Is a Different Type of Silicon Valley Possible?

DURHAM, N.C.—Downtown, sprawling factories are constant reminders of this city’s past life. A few decades ago these massive buildings were owned by tobacco companies and bustling with blue-collar workers. After the tobacco business contracted in the second half of the 20th century, and factory jobs disappeared or were relocated, the buildings—and much of Durham’s downtown—were abandoned.

Now, the city is in the midst of an ongoing, carefully orchestrated plan to boost the economy. These vast spaces are once again teeming with with jobs and workers, but of a completely different variety: white-collar entrepreneurs hoping to make Durham a major destination for start-up ventures.
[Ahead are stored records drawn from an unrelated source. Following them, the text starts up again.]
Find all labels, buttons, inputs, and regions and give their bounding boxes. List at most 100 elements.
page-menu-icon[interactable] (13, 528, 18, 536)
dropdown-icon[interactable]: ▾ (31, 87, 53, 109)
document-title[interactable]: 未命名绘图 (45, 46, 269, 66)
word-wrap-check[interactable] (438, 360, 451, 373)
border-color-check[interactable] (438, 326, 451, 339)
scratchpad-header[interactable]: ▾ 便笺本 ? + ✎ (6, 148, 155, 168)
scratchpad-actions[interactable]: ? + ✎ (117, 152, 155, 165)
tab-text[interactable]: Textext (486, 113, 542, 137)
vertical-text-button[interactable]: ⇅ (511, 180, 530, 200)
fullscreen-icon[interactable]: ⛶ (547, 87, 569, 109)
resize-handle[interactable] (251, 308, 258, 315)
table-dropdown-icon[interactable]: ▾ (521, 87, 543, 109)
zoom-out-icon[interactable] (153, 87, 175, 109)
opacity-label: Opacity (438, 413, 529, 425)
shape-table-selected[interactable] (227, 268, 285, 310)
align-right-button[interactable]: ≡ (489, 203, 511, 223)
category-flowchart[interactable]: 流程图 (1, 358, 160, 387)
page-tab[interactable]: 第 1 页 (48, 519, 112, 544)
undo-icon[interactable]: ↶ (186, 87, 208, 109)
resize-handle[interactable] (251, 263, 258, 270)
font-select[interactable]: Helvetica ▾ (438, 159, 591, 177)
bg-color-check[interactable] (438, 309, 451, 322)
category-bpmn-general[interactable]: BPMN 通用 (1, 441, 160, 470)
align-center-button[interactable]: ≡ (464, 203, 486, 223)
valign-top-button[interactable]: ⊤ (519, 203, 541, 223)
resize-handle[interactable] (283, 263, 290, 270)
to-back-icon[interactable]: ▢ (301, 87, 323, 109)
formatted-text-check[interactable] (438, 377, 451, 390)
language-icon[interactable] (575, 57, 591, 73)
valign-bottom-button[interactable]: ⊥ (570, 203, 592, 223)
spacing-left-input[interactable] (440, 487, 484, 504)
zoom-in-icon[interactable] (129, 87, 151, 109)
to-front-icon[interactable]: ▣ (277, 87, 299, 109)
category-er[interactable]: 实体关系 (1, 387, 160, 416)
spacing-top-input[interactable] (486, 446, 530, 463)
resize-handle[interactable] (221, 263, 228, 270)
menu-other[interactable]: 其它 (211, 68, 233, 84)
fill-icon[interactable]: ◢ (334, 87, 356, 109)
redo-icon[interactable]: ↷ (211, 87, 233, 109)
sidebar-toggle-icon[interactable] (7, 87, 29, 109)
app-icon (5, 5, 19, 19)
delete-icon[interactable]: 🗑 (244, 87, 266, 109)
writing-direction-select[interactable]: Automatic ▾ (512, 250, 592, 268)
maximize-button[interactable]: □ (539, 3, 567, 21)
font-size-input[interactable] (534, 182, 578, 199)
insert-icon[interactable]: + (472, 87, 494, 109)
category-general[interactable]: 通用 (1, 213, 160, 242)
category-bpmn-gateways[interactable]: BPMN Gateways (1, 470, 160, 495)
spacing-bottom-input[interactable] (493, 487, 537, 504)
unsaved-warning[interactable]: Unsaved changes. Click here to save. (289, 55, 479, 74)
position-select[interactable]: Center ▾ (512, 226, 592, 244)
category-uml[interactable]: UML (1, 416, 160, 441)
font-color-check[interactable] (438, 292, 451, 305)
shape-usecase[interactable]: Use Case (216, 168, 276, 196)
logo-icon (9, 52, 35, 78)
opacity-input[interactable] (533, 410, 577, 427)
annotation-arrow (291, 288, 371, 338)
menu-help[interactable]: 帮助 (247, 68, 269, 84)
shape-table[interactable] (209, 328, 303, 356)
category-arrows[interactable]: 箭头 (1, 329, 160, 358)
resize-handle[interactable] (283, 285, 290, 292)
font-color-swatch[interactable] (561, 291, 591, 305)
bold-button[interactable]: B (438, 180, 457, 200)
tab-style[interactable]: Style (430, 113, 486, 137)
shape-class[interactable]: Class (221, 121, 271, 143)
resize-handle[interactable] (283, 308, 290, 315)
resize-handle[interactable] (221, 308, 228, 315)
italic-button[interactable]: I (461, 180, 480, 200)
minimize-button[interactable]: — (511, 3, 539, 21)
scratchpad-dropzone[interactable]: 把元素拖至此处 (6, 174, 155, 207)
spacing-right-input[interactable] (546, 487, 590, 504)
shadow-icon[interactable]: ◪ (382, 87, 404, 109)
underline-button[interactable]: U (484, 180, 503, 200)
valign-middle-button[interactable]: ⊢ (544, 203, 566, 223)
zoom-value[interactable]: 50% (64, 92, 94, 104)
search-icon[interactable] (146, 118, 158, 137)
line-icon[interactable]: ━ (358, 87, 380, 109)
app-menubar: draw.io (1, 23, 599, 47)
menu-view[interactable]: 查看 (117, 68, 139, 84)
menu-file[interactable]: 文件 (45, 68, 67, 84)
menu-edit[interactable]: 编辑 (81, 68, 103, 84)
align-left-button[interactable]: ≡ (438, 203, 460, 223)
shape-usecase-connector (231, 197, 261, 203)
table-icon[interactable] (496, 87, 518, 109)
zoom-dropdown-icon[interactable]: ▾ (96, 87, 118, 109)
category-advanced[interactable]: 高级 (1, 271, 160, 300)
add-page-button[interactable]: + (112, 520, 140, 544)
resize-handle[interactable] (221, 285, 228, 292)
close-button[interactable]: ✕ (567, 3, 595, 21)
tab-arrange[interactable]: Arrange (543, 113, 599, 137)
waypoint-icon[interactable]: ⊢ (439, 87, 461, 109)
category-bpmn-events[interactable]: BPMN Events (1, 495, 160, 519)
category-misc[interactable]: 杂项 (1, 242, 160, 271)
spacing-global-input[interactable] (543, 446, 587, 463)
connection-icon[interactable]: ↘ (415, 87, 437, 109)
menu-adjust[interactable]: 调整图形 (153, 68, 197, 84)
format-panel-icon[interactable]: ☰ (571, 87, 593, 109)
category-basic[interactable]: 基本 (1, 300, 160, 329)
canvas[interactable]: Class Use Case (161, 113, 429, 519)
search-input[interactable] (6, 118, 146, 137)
This did not happen by chance. After the decline of Durham’s manufacturing, the city found itself in need of a revamped economy. Luckily, it had the tools to build one: massive amounts of open, unused office space thanks to the abandoned tobacco manufacturing plants, low (at the time) property prices, and proximity to illustrious academic institutions. So the local government started courting start-ups. In 2011 the city’s Chamber of Commerce launched programs providing free office space, wi-fi, and start-up advice to new companies. That same year the governor of North Carolina implemented a tax credit for developing businesses in the city, geared toward interactive digital media. The Chamber of Commerce has also offered monetary compensation for opening up businesses in the downtown district, and for creating jobs.

In many ways the city’s push has been successful so far. It’s hard to keep count of the incubators, coworking spaces, networking groups, and facilities meant to cater to entrepreneurs. In turn, the city’s start-up community is producing highly-touted, award-winning companies; Durham-based start-ups won Google’s Demo Day pitch competition in both 2014 and 2015. American Underground (AU), one of the larger start-up incubators in the city and one of nine Google Tech Hubs throughout North America, has seen significant growth. The organization started by hosting 25 startups in 2012, and now has 10 times that number on its current roster. Its businesses have brought in over $29 million in funding and added more than 400 jobs to the local economy, according to the group’s most recent annual report.